In questo rapporto, l'utilità di analisi blot quantitativo dot per studiare AAV AAPs e il loro ruolo nell'assembly del capsid è descritto. Conoscenze acquisite da questi studi possono fornire approfondimenti dettagliati nelle differenze innate nel processo di assemblaggio del capside AAV ed il ruolo funzionale di AAPs tra diversi sierotipi. A questo proposito, il punto croce-complementazione AAV VP3-AAP blot analisi ha rivelato che serpente AAV VP3 visualizzato una rigorosa dipendenza il co-espressione di sue cognate AAP per l'assemblaggio del capside e che serpente AAP non promuovere l'Assemblea del capside dei sierotipi eterologi . Questa osservazione è intrigante perché l'AAV AAP-dipendente dei sierotipi che sono stati precedentemente studiati (AAV1, 2, 3, 6, 7, 8, 9 e 12) sono tutti in grado di elaborare assembly almeno in una certa misura utilizzando un eterologa AAP6.

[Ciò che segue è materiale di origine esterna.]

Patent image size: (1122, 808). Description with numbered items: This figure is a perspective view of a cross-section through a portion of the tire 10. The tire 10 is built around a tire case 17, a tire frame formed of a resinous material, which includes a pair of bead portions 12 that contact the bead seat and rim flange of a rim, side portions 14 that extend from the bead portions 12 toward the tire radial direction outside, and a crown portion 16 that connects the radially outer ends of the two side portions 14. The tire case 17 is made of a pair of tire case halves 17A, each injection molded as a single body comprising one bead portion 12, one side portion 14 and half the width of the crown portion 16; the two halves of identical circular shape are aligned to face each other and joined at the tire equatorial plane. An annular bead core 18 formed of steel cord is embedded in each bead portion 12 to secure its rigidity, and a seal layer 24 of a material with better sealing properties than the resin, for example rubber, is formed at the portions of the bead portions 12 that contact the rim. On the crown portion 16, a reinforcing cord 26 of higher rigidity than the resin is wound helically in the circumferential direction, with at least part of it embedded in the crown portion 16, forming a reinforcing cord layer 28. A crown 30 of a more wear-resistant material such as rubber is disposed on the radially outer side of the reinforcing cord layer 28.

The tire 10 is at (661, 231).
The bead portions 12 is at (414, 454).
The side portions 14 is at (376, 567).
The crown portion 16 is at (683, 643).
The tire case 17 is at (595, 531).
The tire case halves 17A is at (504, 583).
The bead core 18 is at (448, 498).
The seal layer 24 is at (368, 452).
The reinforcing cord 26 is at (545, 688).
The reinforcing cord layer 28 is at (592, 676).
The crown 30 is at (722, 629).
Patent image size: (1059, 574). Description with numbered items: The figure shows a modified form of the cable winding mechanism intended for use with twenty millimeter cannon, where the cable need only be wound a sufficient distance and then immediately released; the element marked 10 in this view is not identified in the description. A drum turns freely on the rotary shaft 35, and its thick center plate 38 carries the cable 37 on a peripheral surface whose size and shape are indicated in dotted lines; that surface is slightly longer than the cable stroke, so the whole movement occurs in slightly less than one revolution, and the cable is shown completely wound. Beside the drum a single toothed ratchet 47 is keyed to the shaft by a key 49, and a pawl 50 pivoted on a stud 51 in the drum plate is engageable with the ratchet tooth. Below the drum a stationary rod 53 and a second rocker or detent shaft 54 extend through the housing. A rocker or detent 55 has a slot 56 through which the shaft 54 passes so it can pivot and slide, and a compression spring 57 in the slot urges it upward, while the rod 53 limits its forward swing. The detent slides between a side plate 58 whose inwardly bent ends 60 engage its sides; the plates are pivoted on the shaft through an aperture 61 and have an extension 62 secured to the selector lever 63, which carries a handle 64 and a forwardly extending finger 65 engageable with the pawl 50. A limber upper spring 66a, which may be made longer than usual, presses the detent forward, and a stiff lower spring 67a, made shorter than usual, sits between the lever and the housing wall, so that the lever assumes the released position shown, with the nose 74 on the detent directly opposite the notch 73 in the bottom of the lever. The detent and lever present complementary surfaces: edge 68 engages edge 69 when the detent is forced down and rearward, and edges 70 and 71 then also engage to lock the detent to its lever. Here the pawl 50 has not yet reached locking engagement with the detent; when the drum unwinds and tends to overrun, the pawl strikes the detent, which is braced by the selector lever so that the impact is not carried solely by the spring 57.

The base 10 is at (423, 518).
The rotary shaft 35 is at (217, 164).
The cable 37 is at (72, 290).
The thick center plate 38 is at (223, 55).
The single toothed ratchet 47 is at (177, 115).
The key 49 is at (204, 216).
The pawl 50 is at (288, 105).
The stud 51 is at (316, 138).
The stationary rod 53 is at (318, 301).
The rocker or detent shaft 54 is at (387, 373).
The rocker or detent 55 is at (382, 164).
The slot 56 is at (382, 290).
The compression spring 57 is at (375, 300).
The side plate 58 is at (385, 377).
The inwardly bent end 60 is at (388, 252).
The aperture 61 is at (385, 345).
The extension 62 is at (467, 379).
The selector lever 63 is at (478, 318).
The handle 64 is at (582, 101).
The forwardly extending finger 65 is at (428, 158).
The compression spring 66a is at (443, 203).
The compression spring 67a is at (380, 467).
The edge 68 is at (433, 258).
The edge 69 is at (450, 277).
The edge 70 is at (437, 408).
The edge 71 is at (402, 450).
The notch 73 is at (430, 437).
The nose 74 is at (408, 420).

Ibridazione della macchia del puntino o in scanalatura quantitativa è un metodo tradizionale per la quantificazione degli acidi nucleici contenute in campioni multipli allo stesso tempo in un modo conveniente di25. Il metodo era stato ampiamente usato per la quantificazione di DNA e RNA finché qPCR divenne prevalente nell'1990s26,27. Anche se qPCR presenta i vantaggi sopra la macchia del puntino quantitativa ed altri saggi basati su ibridazione in quel qPCR esibisce una maggiore sensibilità e una gamma dinamica più ampia, comporta anche un rischio intrinseco di esponenzialmente aumentando errori inconsapevolmente, che era il caso per i titoli delle scorte di vettore AAV determinate da qPCR13,23. Analisi di quantitativi dot blot sono impostare facilmente con un costo economico e facilmente effettuate, purché i ricercatori avranno a disposizione un sistema di imaging molecolare quantitativo che può acquisire segnali da dot blot membrane ibridate con una sonda o radioattiva o una sonda fluorescente o chemiluminescente non radioattivo. Anche se questo protocollo utilizza 32P-identificato sonde radioattive per rilevazione del segnale, altri utilizzano con successo le sonde del DNA non radioattivo direttamente etichettate con una fosfatasi alcalina termostabile commercialmente disponibili28. Analisi di dot blot sfruttano un principio semplice e il dosaggio di per sé non costituisce una sfida tecnica agli esecutori; Pertanto, i risultati sono generalmente riproducibili anche da individui inesperti.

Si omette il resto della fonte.